Citing Nebraska’s fundamental public policy, the U.S. Court of Appeals for the Third Circuit recently affirmed a District Court’s refusal to enforce a Delaware choice of law clause in a non-compete agreement signed by a Nebraska employee.
Delaware law is generally favorable to enforcing non-compete restrictions. Hundreds of thousands of new corporate entities (corporations, LLCs, LPs, LLCs, etc.) are created in Delaware every year, and the First State is home to more than two-thirds of the Fortune 500 and 80 percent of all firms that go public. Many of these Delaware entities are headquartered in, and have operations in, states with less favorable non-compete law than Delaware. Choosing Delaware law to govern non-compete restrictions thus seems like a bullet-proof strategy for side-stepping unfavorable state law and enforcing non-compete restrictions. However, a Delaware choice of law clause does not guarantee enforcement.
As we recently reported, incorporation (or formation) in Delaware is a legally sufficient basis for choosing Delaware law to govern non-compete restrictions – even if the employer is headquartered in another state and the employee works in another state. Stated differently, and in terms of the Restatement (Second) of Conflicts of Laws (“Restatement”), incorporation or formation in Delaware by itself creates a “substantial relationship” with Delaware. Restatement § 187(2)(a).
But that does not end the choice of law inquiry. A Delaware choice of law clause will not be enforced if application of Delaware law is “ contrary to a fundamental public policy of a state which  has a materially greater interest than the chosen state in determination of the particular issue and which  would be applicable law in the absence of an effective choice of law by the parties.” Restatement § 187(2)(b). In the situation we’re discussing – i.e., the only connection to Delaware is the employer’s incorporation or formation there – the state where the employee works will have a materially greater interest in the dispute than Delaware, and would be the applicable law in the absence of the choice of law clause. Validity of the Delaware choice of law clause thus rises or falls on whether Delaware law is contrary to a public policy of the state in which the employee works.
In Cabela’s LLC v.

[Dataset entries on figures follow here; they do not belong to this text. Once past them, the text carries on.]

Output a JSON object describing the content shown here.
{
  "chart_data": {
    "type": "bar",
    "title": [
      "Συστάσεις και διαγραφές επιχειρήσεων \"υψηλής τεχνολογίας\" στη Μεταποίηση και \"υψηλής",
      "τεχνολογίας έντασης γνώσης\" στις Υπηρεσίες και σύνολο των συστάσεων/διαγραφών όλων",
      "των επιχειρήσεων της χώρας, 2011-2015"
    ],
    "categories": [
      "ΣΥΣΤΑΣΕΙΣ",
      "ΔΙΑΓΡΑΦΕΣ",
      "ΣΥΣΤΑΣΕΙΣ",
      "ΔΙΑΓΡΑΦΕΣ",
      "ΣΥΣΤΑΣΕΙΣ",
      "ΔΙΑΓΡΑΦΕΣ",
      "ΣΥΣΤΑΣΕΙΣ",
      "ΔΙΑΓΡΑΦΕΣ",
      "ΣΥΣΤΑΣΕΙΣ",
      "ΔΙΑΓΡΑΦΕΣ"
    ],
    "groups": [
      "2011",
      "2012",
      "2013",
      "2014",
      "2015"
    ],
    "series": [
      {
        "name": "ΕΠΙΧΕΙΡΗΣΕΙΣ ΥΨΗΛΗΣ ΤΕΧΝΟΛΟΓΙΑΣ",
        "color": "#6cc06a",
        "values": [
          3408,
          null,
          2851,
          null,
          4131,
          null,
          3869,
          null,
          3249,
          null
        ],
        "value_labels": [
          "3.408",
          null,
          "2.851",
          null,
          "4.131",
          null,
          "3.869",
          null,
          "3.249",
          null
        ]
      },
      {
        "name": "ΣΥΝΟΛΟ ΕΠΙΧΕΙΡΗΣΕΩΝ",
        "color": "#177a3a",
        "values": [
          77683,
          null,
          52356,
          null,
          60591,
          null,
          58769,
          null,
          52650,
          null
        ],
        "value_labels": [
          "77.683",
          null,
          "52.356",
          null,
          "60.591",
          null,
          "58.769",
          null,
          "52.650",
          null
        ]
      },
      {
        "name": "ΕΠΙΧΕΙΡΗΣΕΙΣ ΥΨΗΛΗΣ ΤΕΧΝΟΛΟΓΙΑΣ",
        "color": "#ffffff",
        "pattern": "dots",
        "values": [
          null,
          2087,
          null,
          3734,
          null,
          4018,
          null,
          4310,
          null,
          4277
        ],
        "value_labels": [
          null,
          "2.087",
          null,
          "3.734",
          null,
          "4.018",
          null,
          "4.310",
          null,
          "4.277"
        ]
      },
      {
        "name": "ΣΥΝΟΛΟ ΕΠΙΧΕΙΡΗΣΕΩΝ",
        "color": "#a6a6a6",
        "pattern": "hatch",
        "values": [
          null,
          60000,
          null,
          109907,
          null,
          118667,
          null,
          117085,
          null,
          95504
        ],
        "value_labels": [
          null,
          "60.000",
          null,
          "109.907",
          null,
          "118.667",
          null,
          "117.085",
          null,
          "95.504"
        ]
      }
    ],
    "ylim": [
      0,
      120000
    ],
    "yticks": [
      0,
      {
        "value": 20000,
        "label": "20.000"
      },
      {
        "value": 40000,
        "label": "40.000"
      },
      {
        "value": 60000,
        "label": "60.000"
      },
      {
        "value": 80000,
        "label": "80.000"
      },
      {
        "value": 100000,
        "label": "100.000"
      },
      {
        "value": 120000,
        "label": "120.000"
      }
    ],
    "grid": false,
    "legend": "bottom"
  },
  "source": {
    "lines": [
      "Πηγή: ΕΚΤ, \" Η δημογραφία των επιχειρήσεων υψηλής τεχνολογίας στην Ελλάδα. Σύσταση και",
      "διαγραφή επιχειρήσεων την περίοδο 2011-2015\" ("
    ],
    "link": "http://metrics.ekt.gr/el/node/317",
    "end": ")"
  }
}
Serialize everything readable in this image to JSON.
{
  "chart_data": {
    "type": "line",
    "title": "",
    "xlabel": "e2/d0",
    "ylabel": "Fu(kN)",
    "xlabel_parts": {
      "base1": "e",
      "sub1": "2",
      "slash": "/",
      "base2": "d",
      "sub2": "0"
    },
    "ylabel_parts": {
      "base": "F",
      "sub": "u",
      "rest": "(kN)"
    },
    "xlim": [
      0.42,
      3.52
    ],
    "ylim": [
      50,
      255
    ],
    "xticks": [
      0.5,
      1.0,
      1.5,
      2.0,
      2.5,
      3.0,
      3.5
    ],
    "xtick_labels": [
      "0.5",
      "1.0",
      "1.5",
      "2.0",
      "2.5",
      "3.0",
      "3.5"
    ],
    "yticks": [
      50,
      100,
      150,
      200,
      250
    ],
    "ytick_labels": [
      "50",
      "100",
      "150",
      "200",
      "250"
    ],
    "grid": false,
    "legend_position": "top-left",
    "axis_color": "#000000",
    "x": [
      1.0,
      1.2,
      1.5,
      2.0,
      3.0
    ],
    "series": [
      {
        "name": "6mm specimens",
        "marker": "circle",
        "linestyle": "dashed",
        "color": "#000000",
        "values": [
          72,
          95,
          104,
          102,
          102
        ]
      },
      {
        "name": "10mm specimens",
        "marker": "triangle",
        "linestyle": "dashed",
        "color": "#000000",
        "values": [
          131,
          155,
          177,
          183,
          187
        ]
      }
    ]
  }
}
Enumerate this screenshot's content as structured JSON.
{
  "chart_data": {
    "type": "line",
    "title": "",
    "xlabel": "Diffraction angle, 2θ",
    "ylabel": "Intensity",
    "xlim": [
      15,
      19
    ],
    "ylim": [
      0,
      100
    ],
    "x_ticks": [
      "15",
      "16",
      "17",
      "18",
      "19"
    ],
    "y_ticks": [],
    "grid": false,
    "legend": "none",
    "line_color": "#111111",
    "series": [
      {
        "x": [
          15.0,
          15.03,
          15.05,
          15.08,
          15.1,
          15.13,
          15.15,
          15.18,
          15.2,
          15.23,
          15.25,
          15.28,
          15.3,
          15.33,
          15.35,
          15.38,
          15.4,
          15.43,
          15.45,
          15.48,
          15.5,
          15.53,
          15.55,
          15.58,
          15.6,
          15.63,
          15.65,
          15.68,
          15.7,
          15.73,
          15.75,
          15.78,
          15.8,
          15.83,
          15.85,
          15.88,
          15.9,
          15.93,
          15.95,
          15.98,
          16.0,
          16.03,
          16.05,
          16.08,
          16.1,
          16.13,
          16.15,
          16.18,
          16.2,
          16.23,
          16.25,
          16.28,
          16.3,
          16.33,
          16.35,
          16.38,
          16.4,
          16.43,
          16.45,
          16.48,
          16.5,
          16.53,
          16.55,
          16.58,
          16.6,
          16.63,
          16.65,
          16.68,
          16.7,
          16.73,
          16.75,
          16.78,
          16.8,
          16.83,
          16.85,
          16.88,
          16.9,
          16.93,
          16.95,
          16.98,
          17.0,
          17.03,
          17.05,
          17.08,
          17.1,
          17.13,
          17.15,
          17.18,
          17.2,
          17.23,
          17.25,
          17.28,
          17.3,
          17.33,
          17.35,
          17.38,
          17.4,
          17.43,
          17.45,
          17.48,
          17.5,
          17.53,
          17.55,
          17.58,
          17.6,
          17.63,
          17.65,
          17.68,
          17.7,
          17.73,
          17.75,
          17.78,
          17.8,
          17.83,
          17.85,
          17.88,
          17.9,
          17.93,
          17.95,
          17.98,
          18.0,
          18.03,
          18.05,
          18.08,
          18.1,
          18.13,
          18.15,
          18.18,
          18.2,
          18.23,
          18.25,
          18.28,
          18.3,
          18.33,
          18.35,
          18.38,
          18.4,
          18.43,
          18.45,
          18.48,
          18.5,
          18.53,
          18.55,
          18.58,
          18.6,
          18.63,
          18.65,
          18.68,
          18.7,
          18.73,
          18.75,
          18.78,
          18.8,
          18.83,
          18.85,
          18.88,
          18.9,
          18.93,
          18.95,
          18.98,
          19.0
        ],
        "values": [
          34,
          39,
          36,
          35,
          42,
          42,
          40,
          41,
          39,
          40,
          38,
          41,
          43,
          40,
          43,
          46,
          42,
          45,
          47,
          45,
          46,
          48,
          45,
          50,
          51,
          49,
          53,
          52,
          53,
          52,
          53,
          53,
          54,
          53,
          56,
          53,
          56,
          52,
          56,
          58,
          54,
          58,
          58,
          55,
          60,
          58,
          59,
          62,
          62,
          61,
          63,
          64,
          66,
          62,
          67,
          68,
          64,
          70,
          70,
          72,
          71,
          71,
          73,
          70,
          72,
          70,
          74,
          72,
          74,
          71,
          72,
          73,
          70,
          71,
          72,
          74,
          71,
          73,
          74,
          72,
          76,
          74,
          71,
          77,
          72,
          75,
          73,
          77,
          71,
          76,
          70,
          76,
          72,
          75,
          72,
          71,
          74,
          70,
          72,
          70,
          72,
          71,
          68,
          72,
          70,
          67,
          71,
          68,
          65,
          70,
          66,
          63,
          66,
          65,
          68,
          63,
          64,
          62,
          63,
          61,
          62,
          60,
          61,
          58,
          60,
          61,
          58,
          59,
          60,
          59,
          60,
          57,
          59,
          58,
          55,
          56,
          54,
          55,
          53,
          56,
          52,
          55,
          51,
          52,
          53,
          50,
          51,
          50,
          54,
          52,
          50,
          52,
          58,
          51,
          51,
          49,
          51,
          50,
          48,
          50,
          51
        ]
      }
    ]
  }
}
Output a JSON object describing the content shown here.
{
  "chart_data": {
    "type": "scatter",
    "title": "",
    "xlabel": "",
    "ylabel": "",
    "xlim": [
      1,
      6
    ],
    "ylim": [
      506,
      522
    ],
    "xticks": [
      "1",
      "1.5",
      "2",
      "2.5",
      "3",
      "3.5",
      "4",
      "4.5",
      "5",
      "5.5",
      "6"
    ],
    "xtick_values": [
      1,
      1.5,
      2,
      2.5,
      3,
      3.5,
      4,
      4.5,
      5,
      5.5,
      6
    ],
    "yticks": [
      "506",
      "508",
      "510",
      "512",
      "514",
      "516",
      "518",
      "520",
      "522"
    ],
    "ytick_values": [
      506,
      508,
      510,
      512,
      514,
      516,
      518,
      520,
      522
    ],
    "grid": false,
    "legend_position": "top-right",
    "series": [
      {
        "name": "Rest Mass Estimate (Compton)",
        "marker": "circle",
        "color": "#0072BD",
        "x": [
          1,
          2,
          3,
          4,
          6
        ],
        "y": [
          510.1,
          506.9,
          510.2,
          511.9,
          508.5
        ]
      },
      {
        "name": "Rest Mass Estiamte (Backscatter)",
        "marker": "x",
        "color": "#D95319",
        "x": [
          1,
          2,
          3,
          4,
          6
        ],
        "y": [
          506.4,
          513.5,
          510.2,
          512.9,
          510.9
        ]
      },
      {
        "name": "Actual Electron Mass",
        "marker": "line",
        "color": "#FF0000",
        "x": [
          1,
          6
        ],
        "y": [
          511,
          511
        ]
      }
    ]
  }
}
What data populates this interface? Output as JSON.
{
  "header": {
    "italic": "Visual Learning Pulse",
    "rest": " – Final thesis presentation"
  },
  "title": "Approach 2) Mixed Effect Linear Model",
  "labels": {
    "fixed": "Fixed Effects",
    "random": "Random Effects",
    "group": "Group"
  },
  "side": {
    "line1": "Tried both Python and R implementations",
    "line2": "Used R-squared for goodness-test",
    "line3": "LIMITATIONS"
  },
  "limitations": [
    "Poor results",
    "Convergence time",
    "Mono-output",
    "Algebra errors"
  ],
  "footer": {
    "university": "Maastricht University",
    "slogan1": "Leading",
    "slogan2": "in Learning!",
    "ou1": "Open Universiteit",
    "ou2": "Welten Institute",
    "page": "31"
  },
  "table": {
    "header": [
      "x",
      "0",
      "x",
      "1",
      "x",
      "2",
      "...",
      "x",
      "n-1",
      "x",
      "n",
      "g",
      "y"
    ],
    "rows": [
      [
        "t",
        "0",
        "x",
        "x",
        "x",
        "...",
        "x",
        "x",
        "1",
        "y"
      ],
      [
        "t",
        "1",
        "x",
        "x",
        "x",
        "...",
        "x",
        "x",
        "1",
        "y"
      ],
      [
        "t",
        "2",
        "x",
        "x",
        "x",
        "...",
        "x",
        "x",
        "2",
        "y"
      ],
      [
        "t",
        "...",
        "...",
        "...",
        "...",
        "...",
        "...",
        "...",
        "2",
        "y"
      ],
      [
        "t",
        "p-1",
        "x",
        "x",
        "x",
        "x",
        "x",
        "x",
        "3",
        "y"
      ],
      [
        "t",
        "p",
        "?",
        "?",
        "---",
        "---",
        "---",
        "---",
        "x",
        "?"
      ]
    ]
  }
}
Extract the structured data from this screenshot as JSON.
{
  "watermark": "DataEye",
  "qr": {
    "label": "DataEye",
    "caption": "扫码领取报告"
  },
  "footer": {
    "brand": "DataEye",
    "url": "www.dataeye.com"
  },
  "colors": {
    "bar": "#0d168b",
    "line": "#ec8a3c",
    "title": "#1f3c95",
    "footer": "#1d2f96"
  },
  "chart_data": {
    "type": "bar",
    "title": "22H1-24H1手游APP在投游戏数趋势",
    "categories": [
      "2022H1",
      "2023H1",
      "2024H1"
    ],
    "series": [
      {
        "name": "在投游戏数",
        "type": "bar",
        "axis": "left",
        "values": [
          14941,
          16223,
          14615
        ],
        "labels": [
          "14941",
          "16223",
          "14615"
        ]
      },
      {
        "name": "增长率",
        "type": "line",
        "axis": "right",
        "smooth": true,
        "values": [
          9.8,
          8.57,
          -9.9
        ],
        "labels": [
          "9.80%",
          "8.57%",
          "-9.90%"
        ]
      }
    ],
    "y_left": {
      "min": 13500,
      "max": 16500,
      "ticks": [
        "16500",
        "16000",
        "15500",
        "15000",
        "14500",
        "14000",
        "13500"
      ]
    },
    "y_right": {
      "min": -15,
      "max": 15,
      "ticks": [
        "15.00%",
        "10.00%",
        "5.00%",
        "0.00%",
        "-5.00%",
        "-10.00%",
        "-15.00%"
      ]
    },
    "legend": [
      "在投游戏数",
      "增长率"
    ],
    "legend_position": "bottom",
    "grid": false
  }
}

Higby, 362 F. Supp. 3d 208 (D. Del. 2019), the court had to decide the validity of a Delaware choice of law provision where the employee lived and worked in Nebraska. Nebraska non-compete law is more restrictive that Delaware law. The court explained that Nebraska non-competes may “restrain competition by improper and unfair methods, but may not constrain ordinary competition,” while in Delaware “[a]n agreement prohibiting ordinary competition is enforced so long as it is not oppressive to an employee.” Id. at 217-18 (citations omitted). The court found that the non-compete at issue restrained ordinary competition, and was therefore unenforceable under Nebraska law, but would be enforceable under Delaware law. The court therefore held that “the application of Delaware law would be contrary to a fundamental policy of Nebraska,” and refused to enforce the Delaware choice of law clause. Id. at 219.
The mere fact that an agreement is enforceable in one state but not another is not necessarily dispositive of the contrary-to-a-fundamental-policy issue. However, the Third Circuit recently affirmed the district court’s decision. In doing so the Third Circuit specifically refused the employer’s request to certify the question to the Delaware Supreme Court, noting that “we do not find the law to be unsettled on this point.” Cabela’s LLC v. Higby, 2020 WL 1867922, at *1 n.8 (3d Cir. April 14, 2020).
Practitioners, particularly those who advise their corporate colleagues on mergers and acquisitions, often review employment agreements that contain Delaware choice of law provisions. These practitioners are entirely correct in telling their corporate colleagues and clients that Delaware non-compete law is generally favorable to the employer. However, the careful practitioner will also add that enforceability may ultimately depend on where the employee works.